Evaluating Different Wood Based and Laminate Flooring for Your Home

To save money, you might use engineered hardwood instead of genuine hardwood. Multiple layers of ply plank run in different directions beneath the top layer of genuine hardwood to create a plank that looks and feels like solid hardwood but is more resistant to moisture.  Where excessive humidity is an issue, such as in a wet basement, consider using engineered hardwood instead of solid hardwood. Additionally, because engineered hardwood floors make use of less expensive solid wood, they are a more affordable alternative for those who are set on having plank flooring installed in their home.

Engineered wood has certain drawbacks, including the fact that it can’t be polished or refinished as regularly as real hardwood due to its thin veneer. Engineered wood floors, on the other hand, maybe coated with the same high-quality coatings as traditional hardwood, making them extremely durable. When it comes to wood species, you may select from a wide range of options such as oak and cherry, or hickory. The dimensions and finishes of the planks are the same as well.

Laminate Flooring

Laminate flooring may be a viable alternative to hardwood if you can’t afford the price tag. Engineered wood floors have a top layer that has been finished and sealed installed above layers of plywood or compressed fibre, resulting in slats that are both sturdy and durable. Geelong laminate floors lack a true wood top layer, which sets them apart from real wood flooring. A picture of a gorgeous finish, such as wood, stone, ceramic tile, or stained concrete, was taken using photo-realism technology and then coated in plastic. Laminate copies appear almost comparable to the original item at a fraction of the price because of the fantastic technology. Expect to pay between $1 and $7 per square foot for laminate, and between $2 and $5 per square foot for installation, depending on the intricacy of the project.

Bamboo

Even though bamboo flooring falls within the broad category of hardwood, most producers classify it as a distinct product. In terms of toughness, the sustainable choice is on par with oak, and it’s better for the environment, too. Processing treatments are available to darken the natural bamboo colour and make it resemble other staining alternatives for wood flooring. Mosso bamboo, which originates in China, is the primary source of bamboo hardwood in Australia. Grass-like plants, not trees, may reach heights of 70 feet in as little as 60 days if given the right conditions.
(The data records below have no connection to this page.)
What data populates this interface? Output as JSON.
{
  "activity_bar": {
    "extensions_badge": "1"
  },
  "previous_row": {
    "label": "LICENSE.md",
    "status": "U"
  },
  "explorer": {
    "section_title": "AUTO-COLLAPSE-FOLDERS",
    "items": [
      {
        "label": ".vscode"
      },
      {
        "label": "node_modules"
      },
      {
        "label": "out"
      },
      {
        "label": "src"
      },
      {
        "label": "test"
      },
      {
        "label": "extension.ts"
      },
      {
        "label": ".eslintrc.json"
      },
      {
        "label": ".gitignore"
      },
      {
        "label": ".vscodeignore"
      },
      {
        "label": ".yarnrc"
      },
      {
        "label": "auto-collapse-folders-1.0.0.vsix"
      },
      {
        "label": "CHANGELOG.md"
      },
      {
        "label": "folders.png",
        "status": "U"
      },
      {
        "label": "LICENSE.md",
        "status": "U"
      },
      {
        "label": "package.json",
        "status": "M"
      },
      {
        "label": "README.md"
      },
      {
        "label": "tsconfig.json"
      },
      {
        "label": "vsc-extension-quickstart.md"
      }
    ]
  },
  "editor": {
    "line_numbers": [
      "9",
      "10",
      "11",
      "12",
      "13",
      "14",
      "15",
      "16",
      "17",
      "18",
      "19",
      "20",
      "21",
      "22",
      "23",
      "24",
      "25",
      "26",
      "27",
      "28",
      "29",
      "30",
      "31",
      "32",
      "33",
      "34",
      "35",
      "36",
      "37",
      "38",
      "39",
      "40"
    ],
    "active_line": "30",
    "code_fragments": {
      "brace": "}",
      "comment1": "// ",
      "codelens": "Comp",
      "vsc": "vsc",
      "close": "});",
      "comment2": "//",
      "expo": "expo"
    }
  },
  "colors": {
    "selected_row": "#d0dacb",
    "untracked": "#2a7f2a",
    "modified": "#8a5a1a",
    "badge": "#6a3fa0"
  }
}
The plant does not need water, pesticides, or herbicides to grow. Because it matures in just five years, it is easier to renew supply than other hardwoods. Additionally, because bamboo is grass rather than a tree, there isn’t an expensive and time-consuming replanting procedure required to produce more of the material. A subterranean rhizome allows for rapid regrowth, preventing soil erosion around the crop. Because of its low impact on the environment, several bamboo flooring options are eligible for LEED certification.